The president of the European Community Executive Commission, Jacques Delors, who has clashed repeatedly with Thatcher, expressed his "greatest esteem" for her despite their "disagreements" over Europe.
Others were not quite so diplomatic.
"I think she has been part of history for some time," said Volker Ruehe, general secretary of German Chancellor Helmut Kohl's Christian Democratic party.
"I think it's the right time for her to step down," he said. "It is the chance for a new beginning and a victory for the Conservative Party, which is very important for stability in Europe."
The former Italian prime minister, Giovanni Spadolini, said Thatcher compiled an impressive record in her 11 years in office.

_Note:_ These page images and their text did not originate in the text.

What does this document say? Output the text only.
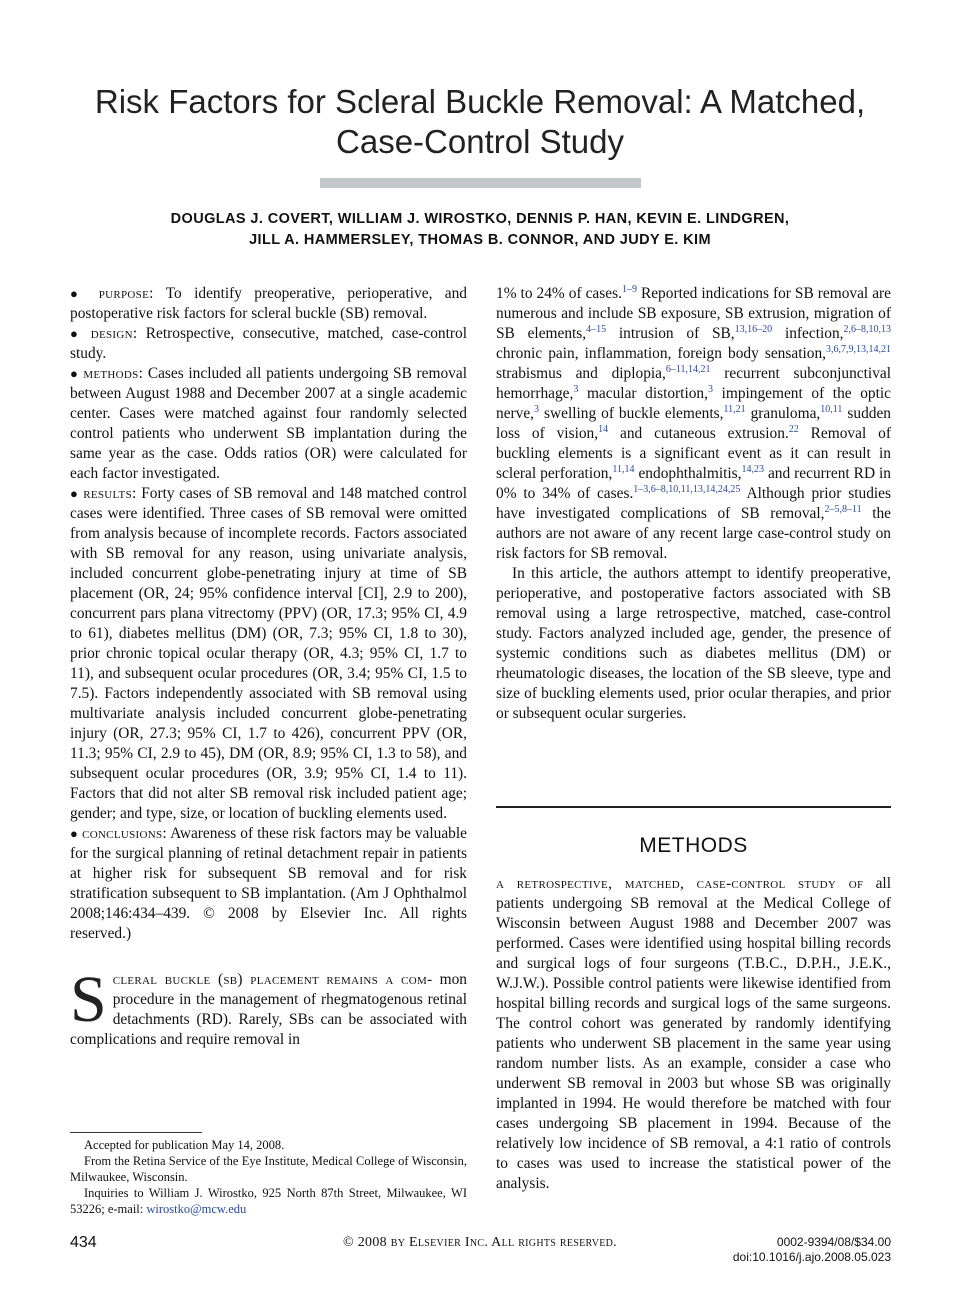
Risk Factors for Scleral Buckle Removal: A Matched,
Case-Control Study
DOUGLAS J. COVERT, WILLIAM J. WIROSTKO, DENNIS P. HAN, KEVIN E. LINDGREN,
JILL A. HAMMERSLEY, THOMAS B. CONNOR, AND JUDY E. KIM

● purpose: To identify preoperative, perioperative, and postoperative risk factors for scleral buckle (SB) removal.

● design: Retrospective, consecutive, matched, case-control study.

● methods: Cases included all patients undergoing SB removal between August 1988 and December 2007 at a single academic center. Cases were matched against four randomly selected control patients who underwent SB implantation during the same year as the case. Odds ratios (OR) were calculated for each factor investigated.

● results: Forty cases of SB removal and 148 matched control cases were identified. Three cases of SB removal were omitted from analysis because of incomplete records. Factors associated with SB removal for any reason, using univariate analysis, included concurrent globe-penetrating injury at time of SB placement (OR, 24; 95% confidence interval [CI], 2.9 to 200), concurrent pars plana vitrectomy (PPV) (OR, 17.3; 95% CI, 4.9 to 61), diabetes mellitus (DM) (OR, 7.3; 95% CI, 1.8 to 30), prior chronic topical ocular therapy (OR, 4.3; 95% CI, 1.7 to 11), and subsequent ocular procedures (OR, 3.4; 95% CI, 1.5 to 7.5). Factors independently associated with SB removal using multivariate analysis included concurrent globe-penetrating injury (OR, 27.3; 95% CI, 1.7 to 426), concurrent PPV (OR, 11.3; 95% CI, 2.9 to 45), DM (OR, 8.9; 95% CI, 1.3 to 58), and subsequent ocular procedures (OR, 3.9; 95% CI, 1.4 to 11). Factors that did not alter SB removal risk included patient age; gender; and type, size, or location of buckling elements used.

● conclusions: Awareness of these risk factors may be valuable for the surgical planning of retinal detachment repair in patients at higher risk for subsequent SB removal and for risk stratification subsequent to SB implantation. (Am J Ophthalmol 2008;146:434–439. © 2008 by Elsevier Inc. All rights reserved.)

Scleral buckle (sb) placement remains a com- mon procedure in the management of rhegmatogenous retinal detachments (RD). Rarely, SBs can be associated with complications and require removal in

1% to 24% of cases.$^{1-9}$ Reported indications for SB removal are numerous and include SB exposure, SB extrusion, migration of SB elements,$^{4-15}$ intrusion of SB,$^{13,16-20}$ infection,$^{2,6-8,10,13}$ chronic pain, inflammation, foreign body sensation,$^{3,6,7,9,13,14,21}$ strabismus and diplopia,$^{6-11,14,21}$ recurrent subconjunctival hemorrhage,$^3$ macular distortion,$^3$ impingement of the optic nerve,$^3$ swelling of buckle elements,$^{11,21}$ granuloma,$^{10,11}$ sudden loss of vision,$^{14}$ and cutaneous extrusion.$^{22}$ Removal of buckling elements is a significant event as it can result in scleral perforation,$^{11,14}$ endophthalmitis,$^{14,23}$ and recurrent RD in 0% to 34% of cases.$^{1-3,6-8,10,11,13,14,24,25}$ Although prior studies have investigated complications of SB removal,$^{2-5,8-11}$ the authors are not aware of any recent large case-control study on risk factors for SB removal.

In this article, the authors attempt to identify preoperative, perioperative, and postoperative factors associated with SB removal using a large retrospective, matched, case-control study. Factors analyzed included age, gender, the presence of systemic conditions such as diabetes mellitus (DM) or rheumatologic diseases, the location of the SB sleeve, type and size of buckling elements used, prior ocular therapies, and prior or subsequent ocular surgeries.

METHODS
a retrospective, matched, case-control study of all patients undergoing SB removal at the Medical College of Wisconsin between August 1988 and December 2007 was performed. Cases were identified using hospital billing records and surgical logs of four surgeons (T.B.C., D.P.H., J.E.K., W.J.W.). Possible control patients were likewise identified from hospital billing records and surgical logs of the same surgeons. The control cohort was generated by randomly identifying patients who underwent SB placement in the same year using random number lists. As an example, consider a case who underwent SB removal in 2003 but whose SB was originally implanted in 1994. He would therefore be matched with four cases undergoing SB placement in 1994. Because of the relatively low incidence of SB removal, a 4:1 ratio of controls to cases was used to increase the statistical power of the analysis.

Accepted for publication May 14, 2008.

From the Retina Service of the Eye Institute, Medical College of Wisconsin, Milwaukee, Wisconsin.

Inquiries to William J. Wirostko, 925 North 87th Street, Milwaukee, WI 53226; e-mail: wirostko@mcw.edu

434	© 2008 by Elsevier Inc. All rights reserved.	0002-9394/08/$34.00
doi:10.1016/j.ajo.2008.05.023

"We must render homage to the intrepid character of Mrs. Thatcher, who has shown a lofty quality and a stature that consecrates her in the history of her country," he said.
"I believe that every European citizen cannot forget the overall performance of one of the protagonists of the political life of recent years," said Spadolini, now president of the Italian Senate.
Dutch Prime Minister Ruud Lubbers said, "In the many years that she placed such an important stamp on the policies of the United Kingdom, Mrs. Thatcher has shown that she does not avoid making difficult decisions that she deems to be in the nation's interest. This, too, is such a decision which deserves respect."
Israeli leaders regretted Thatcher's resignation. Prime Minister Yitzhak Shamir told Army Radio he felt "heartfelt sorrow, since we all know the special personality of Mrs. Thatcher who acted in a great many ways for her country."
"She most certainly has an iron logic and an iron character," Shimon Peres, leader of Israel's opposition Labor Party, said in alluding to Thatcher's nickname, the "Iron Lady."
Said Prime Minister Bob Hawke of Australia, "Even those like myself who have been at odds with Margaret Thatcher on particular issues have admired her courage and tenacity of purpose.
"Whatever the forces arrayed against her, she was always prepared to pursue with the utmost vigor those positions in which she believed."